I changed my piebald life description today.
I have a recurring tidal wave dream. I have it when I'm under stress. Sometimes it hits before I actually feel stressed. I had my first tidal wave dream of the school year a couple nights ago. August is here. Students are coming in the next couple weeks. What happens over the course of the next six weeks affects the next four years. In campus ministry if you miss a freshmen class you pay for it for four years.
I hate throwing up. I'd rather be sick for days, ill and nauseaus for hours than actually vomit and get it over with. Throwing up is so oogy feeling.
It struck me as I was praying during my retreat yesterday that my tidal wave dream and my vomiting aversion might have something to do with each other.
The tidal wave dream is a symptom of anxiety produced by fear. The fear is wrapped up in one of my idols: to have a numerically successful and impressive InterVarsity chapter at the University of North Carolina. The tidal wave dream is my nausea. What's making me soul-sick is my idol. What my soul-sickness really needs for me to do is to puke--to give up my idol of what success means and my warped view that it all depends on me to make it happen.
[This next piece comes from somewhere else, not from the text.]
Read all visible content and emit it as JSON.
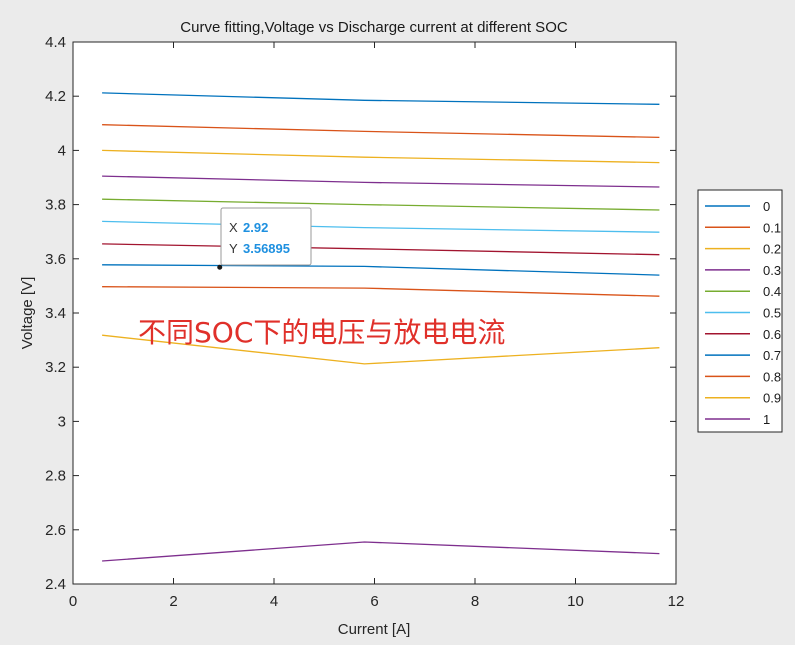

Instead, I coddle my nausea. I give myself all kinds of reasons to grasp for more control. I try to find ways to live with the pain/sickness/fear/anxiety rather than do the one (admittedly difficult) thing that would actually make me feel better.
There's all kinds of images and words for the Biblical word "repentance:" u-turn, to change your mind...but I think yesterday's image of puking is right up there.
I've known people who have been physically or emotionally sick for so long that they actually don't want to get well--they wouldn't know who they were apart from being a sick person. I desperately do not want this to be true of my soul. And yet if I weren't having anxious tidal wave dreams at the beginning of August, would I even recognize myself? If I wasn't worrying about the start of the school year, would that mean that I was less important or less needed?
In one of the most haunting questions in Scripture, Jesus asks a sick man "Do you want to get well?" If it means I have to actually throw up my idols, go through the painful process of letting go of something that somehow makes me feel like I've got more control (which is a lie and an illusion), my honest answer some days is a stubborn, haunched over next to the toilet bowl "no."
And so I pray today: Lord, give me the strength and courage to puke.
1 comment:
That was quite a graphic metaphor, Alex. But I have to admit it's pretty good. I have to agree with the extreme dislike of puking, it feels like time slows down almost and that "short" process just drags on for so long. I was always hesitant to use my toothbrush afterward too, because I'd have to use the same toothbrush the next morning, yuck! Our sin definatly leaves some pretty gross aftertaste too, thank God he washes us clean like a big ol' swish of listerine.